From an interview with Nina Siegal, here’s what George Saunders has to say about the relationship between politics and art:
I am pretty far left but trying to cultivate a healthy disgust for hypocrites and liars of both political stripes. I think our country is better than our government would make people believe. I think the role of art is to continually complicate our views and move them along the continuum from conceptual knowledge toward specificity. Our current problems, seem to me, have all to do with people in power who believe in their own ideas too much, ideas that were too much formed in the lab and not enough on the street. So we took those naive, bookish, messianic ideas and mistook them for truth, and now are reaping the harvest. I don’t like the demonizing of Bush et al—it’s too easy and won’t help us not repeat all of this. The only thing that will help is going deep (in kindness and true curiosity) and trying to really understand how the world looks to them—people like Rumsfeld etc wake up in the morning feeling very energized at the good they’re going to do during the day. So this is where art comes in: It’s the one way we can become Other long enough to understand that Other doesn’t really exist—we have it all inside us, and can therefore understand, and can therefore transform.
I think this attitude is exactly what makes Saunders such a potent satirist. For all the barbed, bitter humor and comic exaggerations in his stories, Saunders at the same time operates from a position of fundamental empathy for his characters.
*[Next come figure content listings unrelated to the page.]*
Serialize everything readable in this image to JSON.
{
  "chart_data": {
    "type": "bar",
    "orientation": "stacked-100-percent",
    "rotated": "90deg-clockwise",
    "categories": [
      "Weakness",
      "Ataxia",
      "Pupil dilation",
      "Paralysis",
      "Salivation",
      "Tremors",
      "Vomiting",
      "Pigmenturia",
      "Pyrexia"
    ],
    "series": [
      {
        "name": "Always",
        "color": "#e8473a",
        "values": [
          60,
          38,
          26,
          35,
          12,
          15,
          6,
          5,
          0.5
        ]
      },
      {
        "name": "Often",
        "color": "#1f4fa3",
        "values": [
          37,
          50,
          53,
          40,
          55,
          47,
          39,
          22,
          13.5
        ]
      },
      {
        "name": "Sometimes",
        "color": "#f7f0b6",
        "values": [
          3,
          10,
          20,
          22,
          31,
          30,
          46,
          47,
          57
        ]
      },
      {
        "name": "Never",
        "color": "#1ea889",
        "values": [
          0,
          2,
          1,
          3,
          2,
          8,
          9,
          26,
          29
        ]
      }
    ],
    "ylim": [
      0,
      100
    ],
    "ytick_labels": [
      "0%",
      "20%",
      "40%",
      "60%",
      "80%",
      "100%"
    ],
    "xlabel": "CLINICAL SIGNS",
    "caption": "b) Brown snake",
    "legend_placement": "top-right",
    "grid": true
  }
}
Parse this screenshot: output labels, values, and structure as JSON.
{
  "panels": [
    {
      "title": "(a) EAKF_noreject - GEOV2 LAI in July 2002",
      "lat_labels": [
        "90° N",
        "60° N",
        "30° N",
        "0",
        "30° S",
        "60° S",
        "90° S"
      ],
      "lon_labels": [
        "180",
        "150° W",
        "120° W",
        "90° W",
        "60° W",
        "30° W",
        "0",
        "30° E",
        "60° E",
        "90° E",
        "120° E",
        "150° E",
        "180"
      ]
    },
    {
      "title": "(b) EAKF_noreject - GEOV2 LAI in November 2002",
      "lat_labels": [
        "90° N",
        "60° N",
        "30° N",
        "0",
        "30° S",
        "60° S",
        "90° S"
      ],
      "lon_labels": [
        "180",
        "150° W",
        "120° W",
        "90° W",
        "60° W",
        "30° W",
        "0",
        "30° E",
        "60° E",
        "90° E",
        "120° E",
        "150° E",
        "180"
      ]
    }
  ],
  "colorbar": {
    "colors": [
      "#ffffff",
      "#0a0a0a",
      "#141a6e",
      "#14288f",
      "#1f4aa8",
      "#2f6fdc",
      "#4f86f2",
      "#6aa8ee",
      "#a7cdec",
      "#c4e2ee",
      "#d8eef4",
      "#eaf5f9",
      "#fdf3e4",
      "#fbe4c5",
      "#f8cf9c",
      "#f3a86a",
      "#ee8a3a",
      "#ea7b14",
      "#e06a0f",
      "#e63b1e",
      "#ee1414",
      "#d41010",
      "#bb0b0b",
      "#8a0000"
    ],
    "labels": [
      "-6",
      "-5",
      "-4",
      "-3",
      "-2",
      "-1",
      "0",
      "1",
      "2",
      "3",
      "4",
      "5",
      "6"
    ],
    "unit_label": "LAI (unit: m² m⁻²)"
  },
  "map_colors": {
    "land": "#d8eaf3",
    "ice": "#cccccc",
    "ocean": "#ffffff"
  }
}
He doesn’t assume that some of his characters will be good and others will be evil; instead, he understands that most people believe themselves to be acting ethically most of the time, and attempts to understand why people often make unethical choices anyway, and how they justify their behavior in their own minds. (For a fresh example of this, turn to his recent story in the New Yorker, “Al Roosten”, in which the title character’s behavior is often less than laudable, even if he doesn’t see it that way.)
Many artists feel there’s no room for politics in art, but I think the real problem is that many people who make art on political subjects come in without the ability to separate the clarity of their political convictions from the fundamental murkiness of minds and hearts of human beings. It’s fine to imbue a work of art with a particular political point of view. What you can’t do, however, is reduce the full complexity of a person into the one-dimensional simplicity of a political idea.